Hi All

Time to change the thread title I reckon.  This discussion started in the thread 'Natural entrances'.  


My own world view changed when James Nieh and Tom Seeley and their respective colleagues decoded the Stop Signal.  Bees witness something, hold it in their minds, later on see a nestmate communicating something that seems ill-advised, then they interfere with that communication and stop the bee communicating.  It is becoming quite a stretch to call all that instinctive or reflexive behaviour.

James Nieh has long had an interest in the Stop Signal.  In 2010 his group published a study that shows that workers experiencing some difficulty at a feeding site stopped nestmates dancing for that site back in the nest.  

Here's the UCSD press release: http://ucsdnews.ucsd.edu/archive/newsrel/science/02-09HoneyBees.asp

Tom Seeley and colleagues describe a parallel use of the stop signal in the nest site decision process.  Here, once consensus has been reached among scouts, workers interfere with waggle dances pointing at other sites and thereby more quickly get to a state where the swarm can depart safely.

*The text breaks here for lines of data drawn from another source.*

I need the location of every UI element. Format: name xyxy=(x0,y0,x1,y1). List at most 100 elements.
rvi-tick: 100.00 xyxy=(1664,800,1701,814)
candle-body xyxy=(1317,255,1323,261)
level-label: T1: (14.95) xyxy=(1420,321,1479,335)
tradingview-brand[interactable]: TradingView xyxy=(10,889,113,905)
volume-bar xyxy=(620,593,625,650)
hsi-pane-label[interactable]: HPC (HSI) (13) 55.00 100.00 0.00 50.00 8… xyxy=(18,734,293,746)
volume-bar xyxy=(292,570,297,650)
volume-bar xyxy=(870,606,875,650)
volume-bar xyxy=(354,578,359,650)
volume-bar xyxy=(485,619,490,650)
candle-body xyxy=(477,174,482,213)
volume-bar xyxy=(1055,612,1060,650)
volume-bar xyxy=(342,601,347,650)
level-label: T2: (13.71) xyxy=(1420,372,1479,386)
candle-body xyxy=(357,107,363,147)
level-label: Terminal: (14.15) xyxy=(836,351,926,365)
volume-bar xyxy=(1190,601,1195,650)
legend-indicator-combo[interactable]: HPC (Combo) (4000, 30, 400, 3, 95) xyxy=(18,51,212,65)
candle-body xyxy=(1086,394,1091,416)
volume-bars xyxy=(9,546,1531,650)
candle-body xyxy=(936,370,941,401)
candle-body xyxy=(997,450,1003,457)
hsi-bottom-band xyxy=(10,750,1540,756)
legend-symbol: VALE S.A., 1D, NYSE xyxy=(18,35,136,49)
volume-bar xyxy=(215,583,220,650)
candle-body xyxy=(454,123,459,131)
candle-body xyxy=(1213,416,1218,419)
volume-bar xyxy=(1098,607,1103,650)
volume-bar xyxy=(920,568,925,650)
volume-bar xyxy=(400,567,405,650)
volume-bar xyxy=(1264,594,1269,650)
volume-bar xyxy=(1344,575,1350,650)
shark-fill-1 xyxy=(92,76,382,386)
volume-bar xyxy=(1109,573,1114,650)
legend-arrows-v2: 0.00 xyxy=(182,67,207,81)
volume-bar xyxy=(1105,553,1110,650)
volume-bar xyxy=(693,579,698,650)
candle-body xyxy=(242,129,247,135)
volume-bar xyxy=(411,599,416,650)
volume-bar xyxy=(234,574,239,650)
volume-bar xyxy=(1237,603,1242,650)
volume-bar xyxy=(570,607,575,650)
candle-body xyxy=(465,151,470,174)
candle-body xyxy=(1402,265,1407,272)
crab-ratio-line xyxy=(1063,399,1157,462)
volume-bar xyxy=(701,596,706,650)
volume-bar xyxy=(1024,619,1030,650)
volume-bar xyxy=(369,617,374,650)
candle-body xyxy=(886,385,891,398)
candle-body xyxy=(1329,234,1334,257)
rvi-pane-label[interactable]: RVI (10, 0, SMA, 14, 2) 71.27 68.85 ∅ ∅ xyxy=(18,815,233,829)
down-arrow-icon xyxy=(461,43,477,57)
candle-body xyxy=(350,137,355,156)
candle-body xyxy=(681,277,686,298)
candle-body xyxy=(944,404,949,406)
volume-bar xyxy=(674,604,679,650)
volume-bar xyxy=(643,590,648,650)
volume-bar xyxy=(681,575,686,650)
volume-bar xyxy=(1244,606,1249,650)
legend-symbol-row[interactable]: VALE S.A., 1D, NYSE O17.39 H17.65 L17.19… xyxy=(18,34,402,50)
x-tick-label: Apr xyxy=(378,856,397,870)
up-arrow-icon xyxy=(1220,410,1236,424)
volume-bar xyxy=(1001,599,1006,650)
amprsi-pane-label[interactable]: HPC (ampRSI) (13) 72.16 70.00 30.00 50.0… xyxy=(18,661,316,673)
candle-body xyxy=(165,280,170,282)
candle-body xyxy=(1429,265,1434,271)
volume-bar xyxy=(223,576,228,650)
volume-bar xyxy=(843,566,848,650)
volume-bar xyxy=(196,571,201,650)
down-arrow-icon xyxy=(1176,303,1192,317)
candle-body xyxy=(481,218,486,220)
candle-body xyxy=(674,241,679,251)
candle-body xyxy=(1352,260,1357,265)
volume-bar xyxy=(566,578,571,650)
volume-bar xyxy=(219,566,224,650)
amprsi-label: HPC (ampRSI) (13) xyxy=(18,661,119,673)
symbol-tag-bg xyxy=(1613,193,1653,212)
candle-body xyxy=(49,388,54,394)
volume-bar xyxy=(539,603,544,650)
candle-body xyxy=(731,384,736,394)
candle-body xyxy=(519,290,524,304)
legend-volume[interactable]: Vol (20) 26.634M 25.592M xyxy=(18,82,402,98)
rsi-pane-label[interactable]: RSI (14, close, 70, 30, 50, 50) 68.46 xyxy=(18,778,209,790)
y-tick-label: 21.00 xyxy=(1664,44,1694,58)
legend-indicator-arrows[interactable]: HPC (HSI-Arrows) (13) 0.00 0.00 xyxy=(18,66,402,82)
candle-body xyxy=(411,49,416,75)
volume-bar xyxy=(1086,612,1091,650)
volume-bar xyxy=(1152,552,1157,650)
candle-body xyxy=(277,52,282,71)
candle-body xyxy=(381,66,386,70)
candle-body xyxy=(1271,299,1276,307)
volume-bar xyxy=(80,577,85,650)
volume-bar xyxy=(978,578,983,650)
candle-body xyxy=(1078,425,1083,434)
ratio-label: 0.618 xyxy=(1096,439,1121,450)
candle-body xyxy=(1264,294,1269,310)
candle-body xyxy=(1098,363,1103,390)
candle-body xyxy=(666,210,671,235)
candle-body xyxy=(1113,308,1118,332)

An abstract is here but the full paper is behind a paywall:
http://www.sciencemag.org/content/335/6064/108.abstract

So bees can see a colleague communicating, understand the message, relate the message to an experience of theirs, decide to interfere and put into action the means to stop the communication.  Neat, huh?!

By the way, dance language deniers should have looked away at the start.  Science has moved on.